Rachel Werner received a General Scholarship to attend the Getting to Know Your Picture Book in-person retreat in 2018. She says: “The Highlights campus quickly became a ‘happy place’ for me. The writing time, the food and the professional connections were immensely valuable. Plus I was so grateful to then have the opportunity to return the very next year as to help with social media content and as a guest instructor for one retreat week. That was one of the catalysts that then gave me the confidence to pursue more teaching opportunities.”
She continues: “it was a career- & life-transforming experience. As a single parent, the scholarship I received provided me with an extraordinary professional opportunity that I would not have had access to in any other way. In the last 2 and 1/2 years, I have now signed 7 book deals, all of which (except for one) are kidlit or YA.“
Rachel is passionate about her work and her writing: “Expanding the inclusion of the overarching American narrative is now a passion project of mine. Much of the creative writing I do is in response to the conscious and subconscious negative assumptions I encounter in regard to being a person of color. As an educated, multiethnic woman, I have forged a successful career in more than one competitive industry. Yet frequently, I am surprised by the false connotations strangers and acquaintances attribute to my and my daughter’s lives.”

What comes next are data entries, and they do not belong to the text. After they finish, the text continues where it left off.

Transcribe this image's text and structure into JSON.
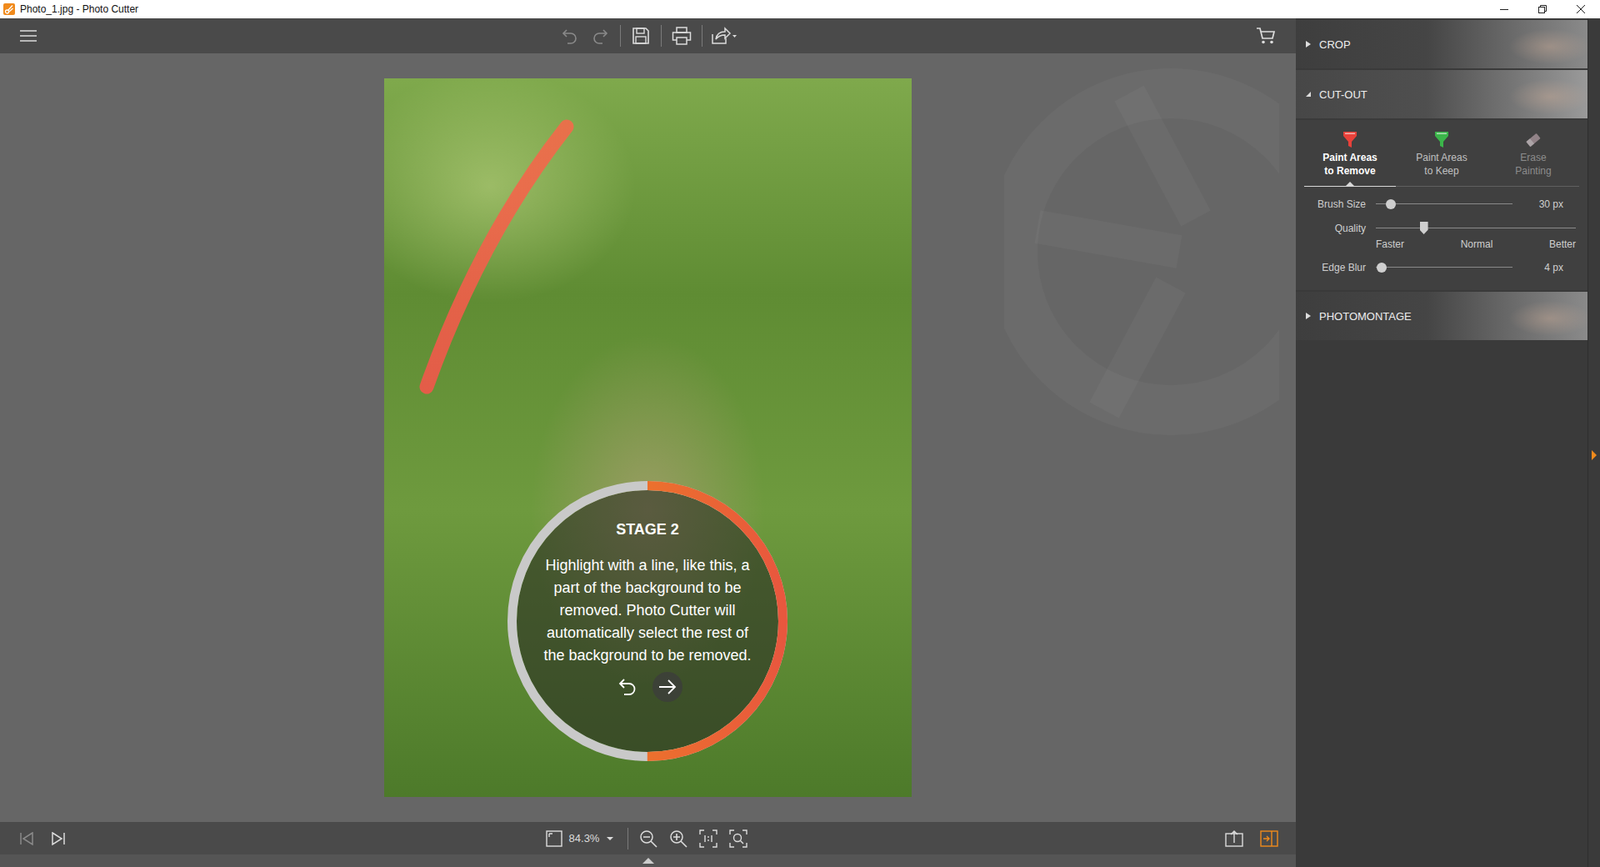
{
  "window": {
    "title": "Photo_1.jpg - Photo Cutter"
  },
  "toolbar": [
    {
      "kind": "undo",
      "disabled": true
    },
    {
      "kind": "redo",
      "disabled": true
    },
    {
      "kind": "save",
      "disabled": false
    },
    {
      "kind": "print",
      "disabled": false
    },
    {
      "kind": "share",
      "disabled": false
    }
  ],
  "canvas": {
    "zoom": "84.3%"
  },
  "tutorial": {
    "title": "STAGE 2",
    "text": "Highlight with a line, like this, a part of the background to be removed. Photo Cutter will automatically select the rest of the background to be removed.",
    "progress": 0.5
  },
  "panel": {
    "sections": [
      {
        "label": "CROP",
        "expanded": false
      },
      {
        "label": "CUT-OUT",
        "expanded": true
      },
      {
        "label": "PHOTOMONTAGE",
        "expanded": false
      }
    ],
    "tools": [
      {
        "kind": "remove",
        "lines": [
          "Paint Areas",
          "to Remove"
        ],
        "selected": true,
        "disabled": false,
        "color": "#e8413a"
      },
      {
        "kind": "keep",
        "lines": [
          "Paint Areas",
          "to Keep"
        ],
        "selected": false,
        "disabled": false,
        "color": "#3bb54a"
      },
      {
        "kind": "erase",
        "lines": [
          "Erase",
          "Painting"
        ],
        "selected": false,
        "disabled": true,
        "color": "#b49ea6"
      }
    ],
    "sliders": [
      {
        "kind": "plain",
        "label": "Brush Size",
        "level": 0.11,
        "reading": "30 px"
      },
      {
        "kind": "marked",
        "label": "Quality",
        "level": 0.24,
        "marks": [
          "Faster",
          "Normal",
          "Better"
        ]
      },
      {
        "kind": "plain",
        "label": "Edge Blur",
        "level": 0.04,
        "reading": "4 px"
      }
    ]
  }
}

“Whereas as an adult, it can be easy (at times) to brush off other people’s misguided remarks, I worry about the impressions these persuasive stereotypes could have on her in addition to other children of color—especially those being raised in “nontraditional” households. No one should ever feel their families or cultures are subpar to the default of whiteness so much of in contemporary American society continues to perpetuate. These kids should also not grow up without knowing there are a plethora of historical trailblazers who have made significant contributions to the arts and sciences with whom they may have much in common with. And they deserve to read stories, plus see visual art, that portray how our lives are filled with PLENTY of JOY (rather than solely trauma-based tales).”